The resolution is the last taste the reader has of your story. Make it sweetly satisfying, unpredictable and a little bit moreish.
"The first paragraph makes the reader buy the book. The last paragraph makes them read the next book."
It is really important that your story ends in a convincing way. ‘I woke up and it was all a dream …’ has been eternally banned by the goddess of creative writing. However, she has permitted any of the following ideas to be used! See the Resolutions resource.
Transformation & metamorphosis
Characters often change at the end of a story. Perhaps circumstances have made them change or they have learned something about themselves. Sometimes this transformation is an inner personality change or it can be an outward physical change. This is related to the Epiphany structure, where the action of the resolution can be related back to a single point in time, for example when Mr Hyde drinks the potion, the ghosts appear to Scrooge, Elizabeth Bennet reads Darcy’s letter and realises her mistake. See the Transformations & metamorphosis resource.
Walking Debate
This activity is based on Roald Dahl’s story ‘The Hitchhiker’. It is a Philosophy for Children (P4C) approach and it encourages pupils to ask deeper and meatier questions about character, how we as individuals respond to them and critically, and how a skilful writer can manipulate the reader’s reaction and judgements, thereby leading us to a deeper understanding of our own ways of reasoning.
Walking debate can be used to help pupils to focus on the way a writer can manipulate the reader, and the impact of the story on the audience, as well as building in a PD/Citizenship focus.
The download provides instructions for the walking debate for this story, but this approach can be used within many different contexts.

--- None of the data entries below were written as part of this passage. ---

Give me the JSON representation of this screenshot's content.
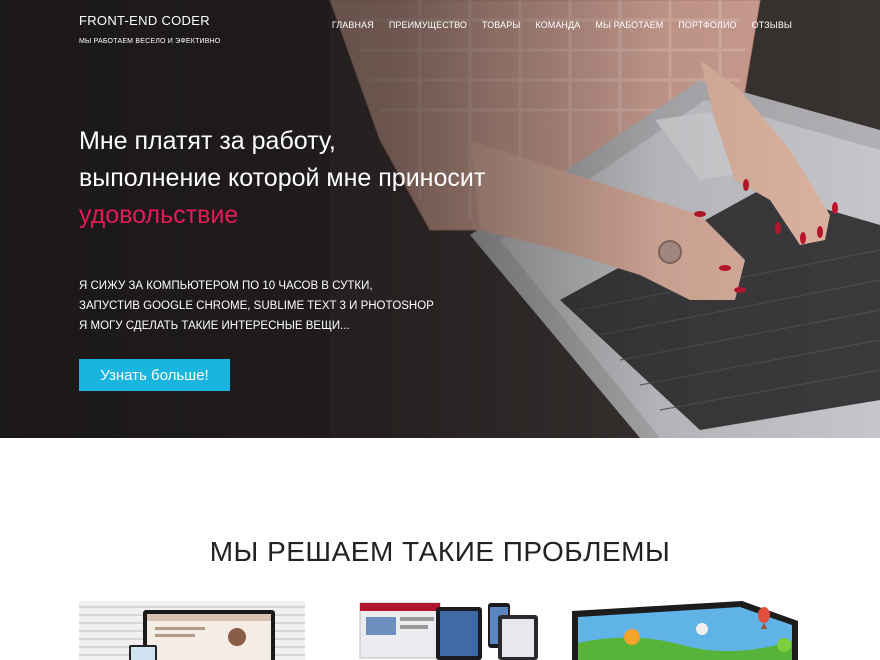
{
  "header": {
    "logo_title": "FRONT-END CODER",
    "logo_tagline": "МЫ РАБОТАЕМ ВЕСЕЛО И ЭФЕКТИВНО"
  },
  "nav": {
    "items": [
      {
        "label": "ГЛАВНАЯ"
      },
      {
        "label": "ПРЕИМУЩЕСТВО"
      },
      {
        "label": "ТОВАРЫ"
      },
      {
        "label": "КОМАНДА"
      },
      {
        "label": "МЫ РАБОТАЕМ"
      },
      {
        "label": "ПОРТФОЛИО"
      },
      {
        "label": "ОТЗЫВЫ"
      }
    ]
  },
  "hero": {
    "headline_line1": "Мне платят за работу,",
    "headline_line2": "выполнение которой мне приносит",
    "headline_accent": "удовольствие",
    "sub_line1": "Я СИЖУ ЗА КОМПЬЮТЕРОМ ПО 10 ЧАСОВ В СУТКИ,",
    "sub_line2": "ЗАПУСТИВ GOOGLE CHROME, SUBLIME TEXT 3 И PHOTOSHOP",
    "sub_line3": "Я МОГУ СДЕЛАТЬ ТАКИЕ ИНТЕРЕСНЫЕ ВЕЩИ...",
    "cta_label": "Узнать больше!"
  },
  "problems": {
    "title": "МЫ РЕШАЕМ ТАКИЕ ПРОБЛЕМЫ"
  },
  "colors": {
    "accent_pink": "#e6195a",
    "cta_blue": "#19b5de"
  }
}
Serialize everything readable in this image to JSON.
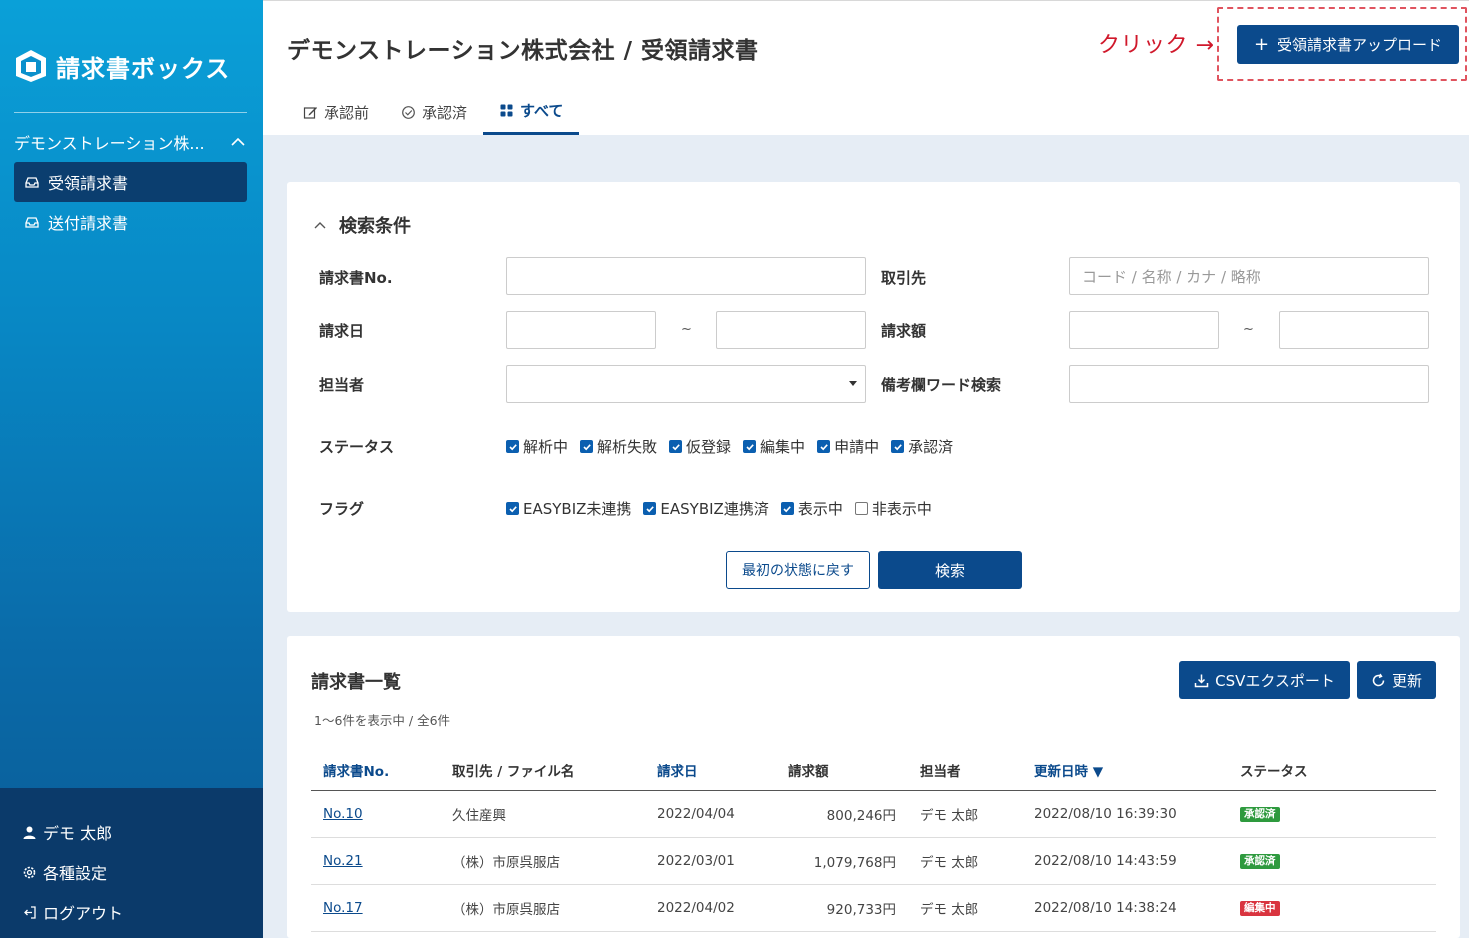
{
  "sidebar": {
    "logo_text": "請求書ボックス",
    "company": "デモンストレーション株...",
    "items": [
      {
        "label": "受領請求書",
        "icon": "inbox-icon"
      },
      {
        "label": "送付請求書",
        "icon": "inbox-icon"
      }
    ],
    "bottom": [
      {
        "label": "デモ 太郎",
        "icon": "user-icon"
      },
      {
        "label": "各種設定",
        "icon": "gear-icon"
      },
      {
        "label": "ログアウト",
        "icon": "logout-icon"
      }
    ]
  },
  "header": {
    "title": "デモンストレーション株式会社 / 受領請求書",
    "tabs": [
      {
        "label": "承認前",
        "icon": "edit-icon"
      },
      {
        "label": "承認済",
        "icon": "check-circle-icon"
      },
      {
        "label": "すべて",
        "icon": "grid-icon"
      }
    ],
    "click_note": "クリック →",
    "upload_label": "受領請求書アップロード",
    "upload_plus": "+"
  },
  "search": {
    "title": "検索条件",
    "labels": {
      "invoice_no": "請求書No.",
      "partner": "取引先",
      "invoice_date": "請求日",
      "amount": "請求額",
      "person": "担当者",
      "remarks": "備考欄ワード検索",
      "status": "ステータス",
      "flag": "フラグ"
    },
    "partner_placeholder": "コード / 名称 / カナ / 略称",
    "tilde": "~",
    "status_options": [
      {
        "label": "解析中",
        "checked": true
      },
      {
        "label": "解析失敗",
        "checked": true
      },
      {
        "label": "仮登録",
        "checked": true
      },
      {
        "label": "編集中",
        "checked": true
      },
      {
        "label": "申請中",
        "checked": true
      },
      {
        "label": "承認済",
        "checked": true
      }
    ],
    "flag_options": [
      {
        "label": "EASYBIZ未連携",
        "checked": true
      },
      {
        "label": "EASYBIZ連携済",
        "checked": true
      },
      {
        "label": "表示中",
        "checked": true
      },
      {
        "label": "非表示中",
        "checked": false
      }
    ],
    "reset_label": "最初の状態に戻す",
    "search_label": "検索"
  },
  "list": {
    "title": "請求書一覧",
    "count": "1〜6件を表示中 / 全6件",
    "csv_label": "CSVエクスポート",
    "refresh_label": "更新",
    "columns": [
      "請求書No.",
      "取引先 / ファイル名",
      "請求日",
      "請求額",
      "担当者",
      "更新日時 ▼",
      "ステータス"
    ],
    "rows": [
      {
        "no": "No.10",
        "partner": "久住産興",
        "date": "2022/04/04",
        "amount": "800,246円",
        "person": "デモ 太郎",
        "updated": "2022/08/10 16:39:30",
        "status": "承認済",
        "status_color": "#2e9a3e"
      },
      {
        "no": "No.21",
        "partner": "（株）市原呉服店",
        "date": "2022/03/01",
        "amount": "1,079,768円",
        "person": "デモ 太郎",
        "updated": "2022/08/10 14:43:59",
        "status": "承認済",
        "status_color": "#2e9a3e"
      },
      {
        "no": "No.17",
        "partner": "（株）市原呉服店",
        "date": "2022/04/02",
        "amount": "920,733円",
        "person": "デモ 太郎",
        "updated": "2022/08/10 14:38:24",
        "status": "編集中",
        "status_color": "#d9343f"
      }
    ]
  },
  "colors": {
    "primary": "#0b4a8c",
    "sidebar_top": "#0aa0d8",
    "sidebar_bottom": "#0b3a6a",
    "annotation_red": "#d0182b"
  }
}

This lesson could be followed up with a more in-depth look at the way Road Dahl has constructed the story to lead the reader to the conclusions and judgements we have reached by the end, e.g. consider how he has written the driver sympathetically and the way the policeman is presented as an unpleasant character and how this impacts on our reaction to the end result.
Johari window
The Johari window is a technique used to help people better understand their relationship with themselves and others. It was created in 1955 by psychologists Joseph Luft (1916–2014) and Harrington Ingham (1916–1995). It can be adapted and be used to develop characters and relationships in fiction writing.
In a short story form, you might choose to use a five-stage structure, or a pivotal ‘epiphany’ or moment of revelation or decision. Whichever structure you use, a character is likely to be dynamic rather than static. In other words, there will be a change in the character or the character’s relationships, as a result of the action in the story. The Johari window resource allows you and/or individual pupils in your classes to explore the type and extent of the changes that occur throughout the story.

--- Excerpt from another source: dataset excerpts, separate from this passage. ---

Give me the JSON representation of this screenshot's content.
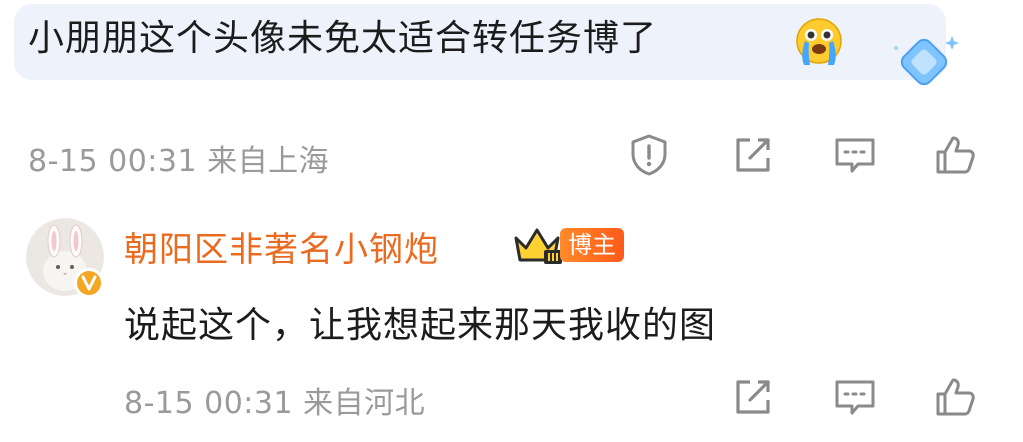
{
  "comment": {
    "text": "小朋朋这个头像未免太适合转任务博了",
    "emoji_icon": "crying-face-icon",
    "timestamp": "8-15 00:31",
    "location": "来自上海",
    "actions": [
      "report-icon",
      "repost-icon",
      "comment-icon",
      "like-icon"
    ]
  },
  "reply": {
    "username": "朝阳区非著名小钢炮",
    "badge_label": "博主",
    "text": "说起这个，让我想起来那天我收的图",
    "timestamp": "8-15 00:31",
    "location": "来自河北",
    "actions": [
      "repost-icon",
      "comment-icon",
      "like-icon"
    ]
  },
  "colors": {
    "bubble_bg": "#eef3fb",
    "username": "#ea6b1f",
    "meta": "#9a9a9a",
    "icon": "#8a8a8a"
  }
}
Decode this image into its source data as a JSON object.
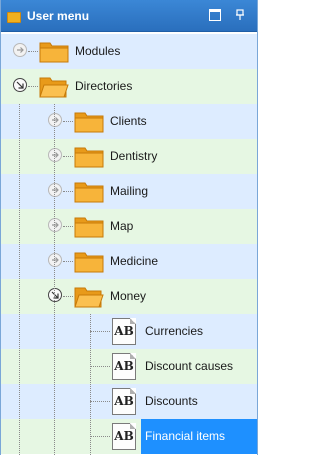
{
  "panel": {
    "title": "User menu"
  },
  "tree": {
    "modules": "Modules",
    "directories": "Directories",
    "clients": "Clients",
    "dentistry": "Dentistry",
    "mailing": "Mailing",
    "map": "Map",
    "medicine": "Medicine",
    "money": "Money",
    "currencies": "Currencies",
    "discount_causes": "Discount causes",
    "discounts": "Discounts",
    "financial_items": "Financial items",
    "leaf_icon_text": "AB"
  },
  "icons": {
    "folder_color": "#f0a020",
    "selection_color": "#1e90ff",
    "header_color": "#2a6fbd"
  }
}
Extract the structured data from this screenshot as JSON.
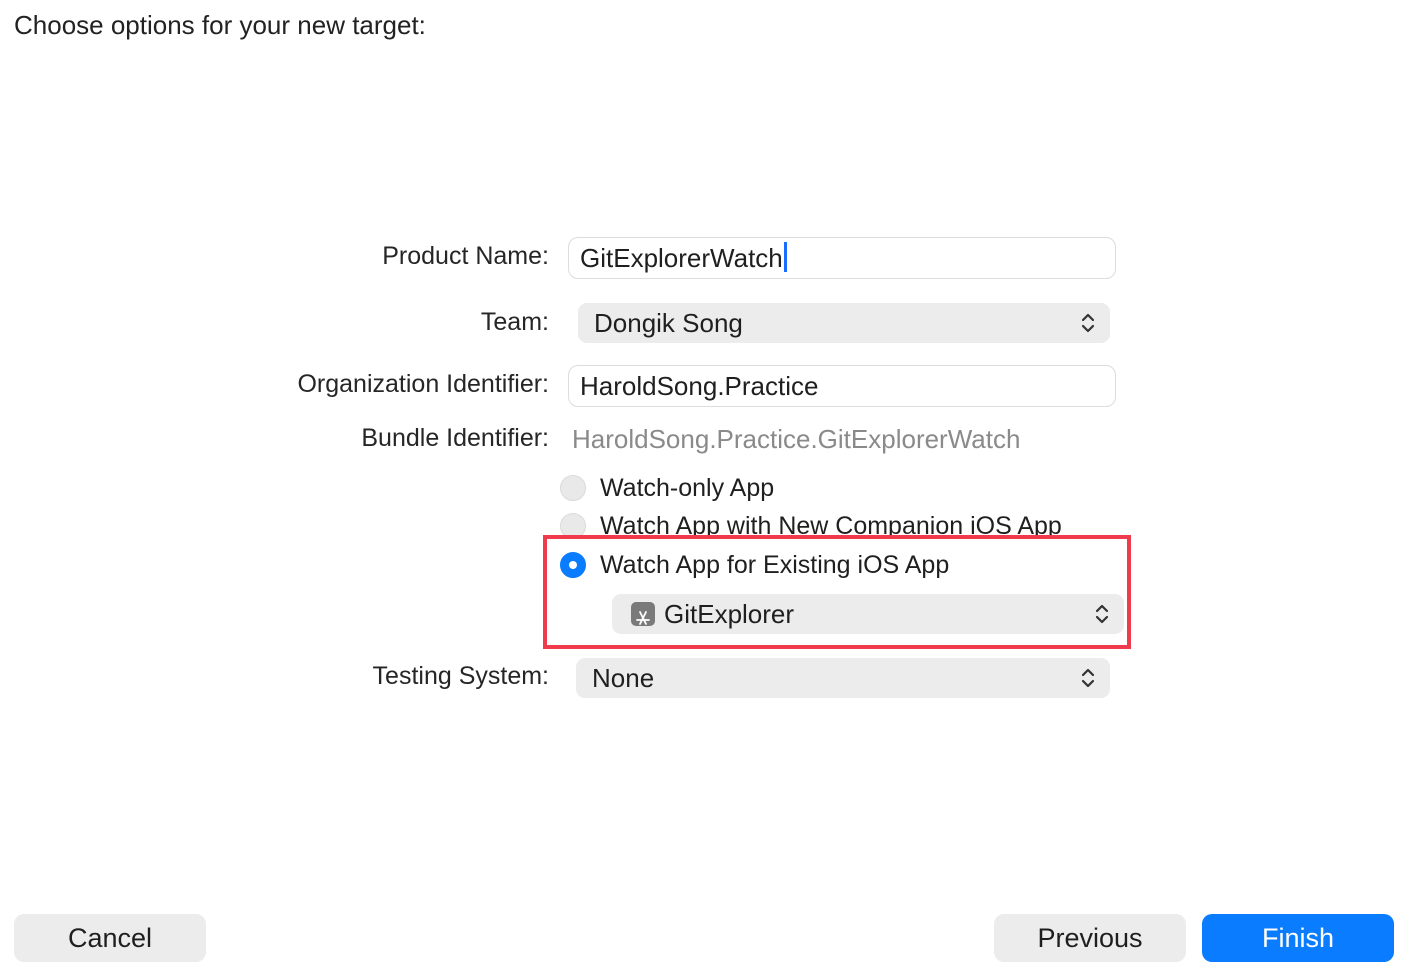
{
  "header": {
    "title": "Choose options for your new target:"
  },
  "form": {
    "product_name": {
      "label": "Product Name:",
      "value": "GitExplorerWatch"
    },
    "team": {
      "label": "Team:",
      "value": "Dongik Song"
    },
    "organization_identifier": {
      "label": "Organization Identifier:",
      "value": "HaroldSong.Practice"
    },
    "bundle_identifier": {
      "label": "Bundle Identifier:",
      "value": "HaroldSong.Practice.GitExplorerWatch"
    },
    "app_type_options": [
      {
        "label": "Watch-only App",
        "selected": false
      },
      {
        "label": "Watch App with New Companion iOS App",
        "selected": false
      },
      {
        "label": "Watch App for Existing iOS App",
        "selected": true
      }
    ],
    "existing_app": {
      "value": "GitExplorer",
      "icon": "app-store-icon"
    },
    "testing_system": {
      "label": "Testing System:",
      "value": "None"
    }
  },
  "buttons": {
    "cancel": "Cancel",
    "previous": "Previous",
    "finish": "Finish"
  },
  "colors": {
    "accent": "#0a7cff",
    "highlight": "#f03b4c"
  }
}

The window begins with four quarters. The proportions of each window change as the action unfolds and the character becomes more self-aware or other characters get to know them better.

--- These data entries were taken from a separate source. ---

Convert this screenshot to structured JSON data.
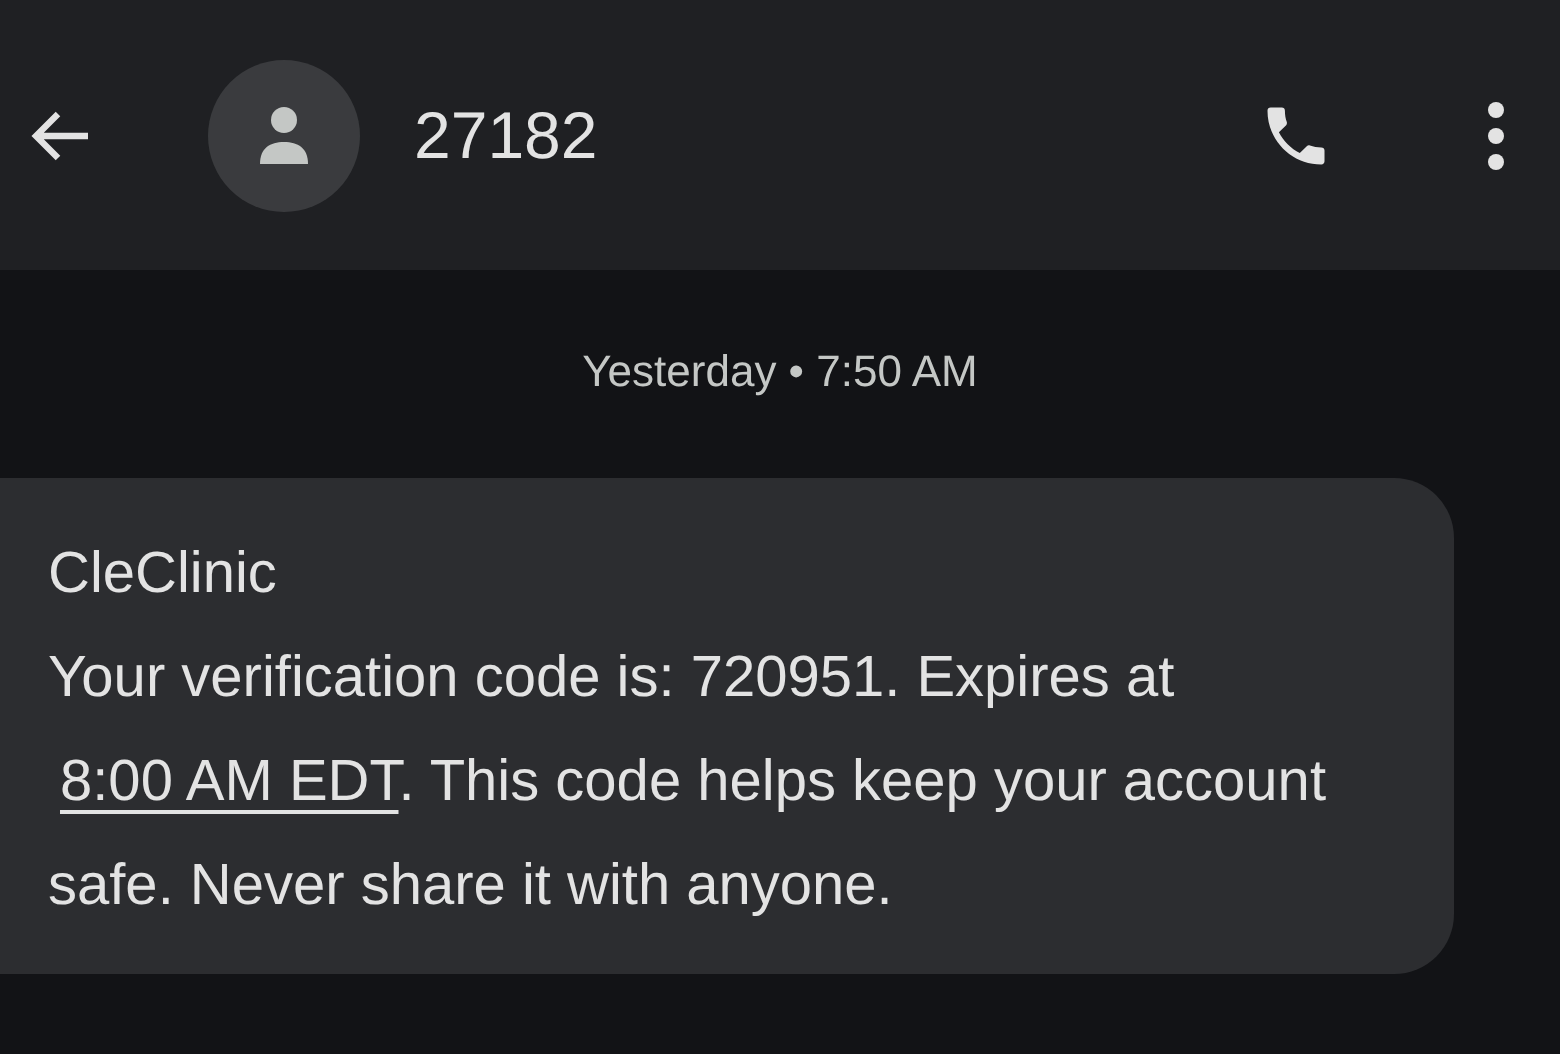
{
  "header": {
    "title": "27182"
  },
  "timestamp": "Yesterday • 7:50 AM",
  "message": {
    "sender": "CleClinic",
    "text_before": "Your verification code is: 720951. Expires at ",
    "link": "8:00 AM EDT",
    "text_after": ". This code helps keep your account safe. Never share it with anyone."
  }
}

The idea is to always push the internal boundaries to enlarge the OPEN and shrink the HIDDEN, BLIND and DARK panes of the window.
Known to others | Unknown to others | |
---|---|---|
KNOWN TO SELF |
OPEN |
HIDDEN |
UNKNOWN TO SELF |
BLIND |
DARK |
Classroom Activity
Pupils could use the Johari window resource to track the changes they want their main character/s to go through by the end of their story. In this way, they will find it much easier to make the changes believable, by planting subtle clues in their story as they move through from the beginning to the conclusion.
Endings
Classroom Activity
Group activity
Give your pupils the last paragraph or line of a short story. You might wish use some of the examples in the Endings resource.
Ask pupils to plan the story that builds to the resolution. Then share their story with another pair. Can they make a better story by combining ideas from the two groups? Repeat with two groups of 4. Pupils should then share their big group's final version of the plan with the whole class.
Depending on the experience/ability of the class, you may decide to continue this as a modelled writing or shared modelled or as an independent writing exercise.